One of the leading authorities on design thinking is Marty Neumeier, director of transformation for The Liquid Agency and author of The Brand Gap, Zag and The Designful Company. Neumeier (pictured above in the middle) will hold a design thinking workshop at the summit that will show attendees how to transform their brands with innovation, understand the role of customer experience in the creation of goods and services and how to implement design thinking into business practices. “The big change in the last 20 years is that customers are now driving companies,” says Nuemeier. “Because of the digital revolution people now know more about companies. That’s why you need to pay more attention to branding… With the dot-com bust we saw these beautiful companies that were just facades. That’s why branding has to be more real, not just about looks, and a lot of companies don’t get that. They don’t think about the higher perception of what they are. Customers have a lot of information about companies now and they determine the brand.”

According to Nuemeier, innovative thinking is the key to a sustainable business model. “If you want to innovate you have to think out of the box. Innovation is the key to beating competition. ‘How can we think in new ways and within the new situation,’ which is customers running businesses…Most businesses are afraid of big ideas because they’re looking for safety. If you want to stay innovative you have to learn how to deal with risk.”

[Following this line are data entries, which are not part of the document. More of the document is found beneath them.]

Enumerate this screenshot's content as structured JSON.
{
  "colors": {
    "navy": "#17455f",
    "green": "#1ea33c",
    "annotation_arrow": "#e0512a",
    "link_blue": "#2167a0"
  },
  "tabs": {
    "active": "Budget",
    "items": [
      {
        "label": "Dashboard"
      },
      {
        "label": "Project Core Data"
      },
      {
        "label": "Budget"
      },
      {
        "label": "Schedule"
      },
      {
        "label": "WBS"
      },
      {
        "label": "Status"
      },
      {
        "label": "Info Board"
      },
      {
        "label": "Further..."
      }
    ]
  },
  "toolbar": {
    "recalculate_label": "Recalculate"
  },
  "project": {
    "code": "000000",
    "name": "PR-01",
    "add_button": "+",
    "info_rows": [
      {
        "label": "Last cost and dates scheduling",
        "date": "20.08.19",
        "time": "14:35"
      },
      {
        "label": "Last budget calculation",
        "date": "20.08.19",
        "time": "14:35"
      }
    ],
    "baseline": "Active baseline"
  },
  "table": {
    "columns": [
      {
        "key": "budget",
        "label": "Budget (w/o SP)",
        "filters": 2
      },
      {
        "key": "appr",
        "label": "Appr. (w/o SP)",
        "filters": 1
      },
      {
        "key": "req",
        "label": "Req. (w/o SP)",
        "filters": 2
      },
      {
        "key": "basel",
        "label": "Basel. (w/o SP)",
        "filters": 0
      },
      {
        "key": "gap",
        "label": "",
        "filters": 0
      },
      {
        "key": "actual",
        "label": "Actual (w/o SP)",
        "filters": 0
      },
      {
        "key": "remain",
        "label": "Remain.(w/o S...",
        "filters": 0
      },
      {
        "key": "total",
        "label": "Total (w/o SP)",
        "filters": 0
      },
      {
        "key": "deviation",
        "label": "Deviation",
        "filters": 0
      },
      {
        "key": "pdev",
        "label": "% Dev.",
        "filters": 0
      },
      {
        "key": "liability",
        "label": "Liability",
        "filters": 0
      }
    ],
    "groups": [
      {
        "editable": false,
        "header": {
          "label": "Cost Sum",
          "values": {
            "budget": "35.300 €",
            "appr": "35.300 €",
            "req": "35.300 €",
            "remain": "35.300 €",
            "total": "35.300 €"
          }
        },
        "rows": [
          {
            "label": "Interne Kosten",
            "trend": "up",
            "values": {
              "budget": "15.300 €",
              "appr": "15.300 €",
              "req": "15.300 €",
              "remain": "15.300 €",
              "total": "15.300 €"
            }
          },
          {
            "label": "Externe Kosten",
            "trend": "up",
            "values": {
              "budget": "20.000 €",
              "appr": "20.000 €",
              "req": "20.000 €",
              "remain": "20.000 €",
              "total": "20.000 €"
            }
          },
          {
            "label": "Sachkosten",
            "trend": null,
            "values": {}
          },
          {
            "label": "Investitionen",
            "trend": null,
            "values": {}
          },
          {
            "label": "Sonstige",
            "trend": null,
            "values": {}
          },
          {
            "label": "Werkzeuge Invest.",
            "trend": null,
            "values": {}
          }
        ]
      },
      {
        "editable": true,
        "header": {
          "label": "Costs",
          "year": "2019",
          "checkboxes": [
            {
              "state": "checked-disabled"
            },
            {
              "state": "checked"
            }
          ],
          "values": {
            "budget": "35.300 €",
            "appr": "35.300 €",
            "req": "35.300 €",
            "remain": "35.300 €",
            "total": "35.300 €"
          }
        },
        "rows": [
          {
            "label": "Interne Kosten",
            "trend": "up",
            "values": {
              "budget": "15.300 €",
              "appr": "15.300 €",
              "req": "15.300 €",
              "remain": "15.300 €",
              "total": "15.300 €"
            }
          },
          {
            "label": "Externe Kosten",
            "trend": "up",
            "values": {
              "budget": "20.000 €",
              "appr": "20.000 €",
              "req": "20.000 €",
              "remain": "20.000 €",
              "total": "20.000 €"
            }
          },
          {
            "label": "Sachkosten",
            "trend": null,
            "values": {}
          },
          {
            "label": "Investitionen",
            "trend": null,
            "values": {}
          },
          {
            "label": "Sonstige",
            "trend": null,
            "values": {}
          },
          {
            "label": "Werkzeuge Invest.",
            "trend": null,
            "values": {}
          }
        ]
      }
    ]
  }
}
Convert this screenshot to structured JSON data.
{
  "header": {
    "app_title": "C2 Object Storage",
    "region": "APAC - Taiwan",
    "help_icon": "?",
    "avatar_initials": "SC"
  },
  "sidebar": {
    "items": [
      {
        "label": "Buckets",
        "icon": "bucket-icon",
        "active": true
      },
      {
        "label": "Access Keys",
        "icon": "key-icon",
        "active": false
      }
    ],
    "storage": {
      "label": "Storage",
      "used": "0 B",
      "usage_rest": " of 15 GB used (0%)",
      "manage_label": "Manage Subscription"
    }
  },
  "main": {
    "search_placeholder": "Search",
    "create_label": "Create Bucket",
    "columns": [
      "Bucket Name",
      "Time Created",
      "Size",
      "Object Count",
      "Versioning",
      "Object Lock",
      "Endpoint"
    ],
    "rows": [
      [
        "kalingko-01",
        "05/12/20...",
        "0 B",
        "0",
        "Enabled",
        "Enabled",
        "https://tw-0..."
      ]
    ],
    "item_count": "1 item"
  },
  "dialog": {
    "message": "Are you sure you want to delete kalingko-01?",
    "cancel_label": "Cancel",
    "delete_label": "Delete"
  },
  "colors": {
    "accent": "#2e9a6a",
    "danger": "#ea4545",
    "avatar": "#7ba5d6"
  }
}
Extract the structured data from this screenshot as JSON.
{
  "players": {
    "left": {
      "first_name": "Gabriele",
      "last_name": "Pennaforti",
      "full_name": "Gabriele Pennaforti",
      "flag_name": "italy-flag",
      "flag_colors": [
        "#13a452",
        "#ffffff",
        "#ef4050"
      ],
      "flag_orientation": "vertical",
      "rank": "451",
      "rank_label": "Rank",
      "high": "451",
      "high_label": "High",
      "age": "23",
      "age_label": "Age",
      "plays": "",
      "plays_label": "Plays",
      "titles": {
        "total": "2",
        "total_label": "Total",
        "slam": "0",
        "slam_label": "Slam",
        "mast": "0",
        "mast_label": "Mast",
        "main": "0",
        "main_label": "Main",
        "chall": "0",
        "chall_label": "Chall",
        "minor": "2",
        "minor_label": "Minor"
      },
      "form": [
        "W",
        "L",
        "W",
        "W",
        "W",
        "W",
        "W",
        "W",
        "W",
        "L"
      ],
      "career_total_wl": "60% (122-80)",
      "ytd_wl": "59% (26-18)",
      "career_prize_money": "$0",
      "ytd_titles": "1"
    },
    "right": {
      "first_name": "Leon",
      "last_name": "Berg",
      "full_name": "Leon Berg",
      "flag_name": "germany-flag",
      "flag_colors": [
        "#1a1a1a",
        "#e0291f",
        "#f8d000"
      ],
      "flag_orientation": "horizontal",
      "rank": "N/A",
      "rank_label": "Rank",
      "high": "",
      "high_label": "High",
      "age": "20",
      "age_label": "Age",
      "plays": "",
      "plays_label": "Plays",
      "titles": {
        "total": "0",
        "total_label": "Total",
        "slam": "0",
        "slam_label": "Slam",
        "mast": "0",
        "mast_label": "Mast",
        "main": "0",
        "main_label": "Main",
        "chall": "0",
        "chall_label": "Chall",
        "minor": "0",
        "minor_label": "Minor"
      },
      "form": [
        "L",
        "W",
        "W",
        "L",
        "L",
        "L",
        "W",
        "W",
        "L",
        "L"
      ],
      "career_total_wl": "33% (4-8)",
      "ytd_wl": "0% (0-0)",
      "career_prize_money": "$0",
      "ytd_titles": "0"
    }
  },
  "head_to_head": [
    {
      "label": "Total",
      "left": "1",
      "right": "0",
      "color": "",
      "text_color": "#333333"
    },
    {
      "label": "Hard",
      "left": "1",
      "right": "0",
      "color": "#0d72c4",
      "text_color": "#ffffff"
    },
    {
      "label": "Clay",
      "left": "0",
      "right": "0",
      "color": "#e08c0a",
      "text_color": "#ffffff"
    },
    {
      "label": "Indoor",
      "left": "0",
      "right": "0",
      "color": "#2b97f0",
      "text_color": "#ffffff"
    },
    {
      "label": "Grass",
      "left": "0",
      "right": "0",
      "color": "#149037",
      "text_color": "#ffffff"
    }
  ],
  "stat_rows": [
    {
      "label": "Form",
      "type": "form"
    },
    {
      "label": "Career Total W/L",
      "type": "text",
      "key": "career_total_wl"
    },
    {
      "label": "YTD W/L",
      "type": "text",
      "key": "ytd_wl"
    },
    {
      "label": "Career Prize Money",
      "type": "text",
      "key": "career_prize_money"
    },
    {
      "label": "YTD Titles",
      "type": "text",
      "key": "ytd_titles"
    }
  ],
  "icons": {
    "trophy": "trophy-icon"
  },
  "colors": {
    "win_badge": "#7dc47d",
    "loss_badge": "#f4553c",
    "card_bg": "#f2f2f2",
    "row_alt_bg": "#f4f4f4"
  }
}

Another speaker at the summit who shares Nuemeier’s views and will be tackling some of the same issues is Ken Robinson, an international leader in the development of creativity and innovation in business and human resources. Robinson (pictured above, on the right) has been a consultant for an eye-popping list of Fortune 500 companies, national governments, international agencies, national and state educational systems, as well as nonprofit and cultural organizations. The Design Summit veteran will return this year to lead two summit events. He will address the full audience on Friday with a speech on developing passion within a company’s business model. But the day before he will lead a new addition to the summit, an afternoon workshop with business leaders from all over Florida, who have been invited to discuss the future of Florida’s business landscape.

“Companies want to get creative but they don’t know how to do it,” says Robinson. “A lot of adults think they’re not creative people. Some people think that creativity is just inspiration, but that’s not true. It doesn’t just happen. There’s a process of work involved in generating new ideas. You have to allow for the inspiration but it doesn’t just show up. That’s probably what I’m going to talk about with the business leaders. It’s an important conference for Sarasota. They’re creating a regional plan and creativity will be the heart of it.”

President Thompson sees this new addition to the summit as a whole new level of what the college can accomplish. “We’re having something new at the beginning which is a CEO roundtable,” he says. “Thirty CEOs from all over Florida are coming to discuss the creative economy and design thinking for businesses and the economy of Florida. This is how you can use the thinking concepts that designers use to make your business more competitive. One of the missions of Ringling College is to change the way people think about art and design. We think of ourselves as being on the leading edge of where design thinking is heading. We want to have this discussion and bring people together.”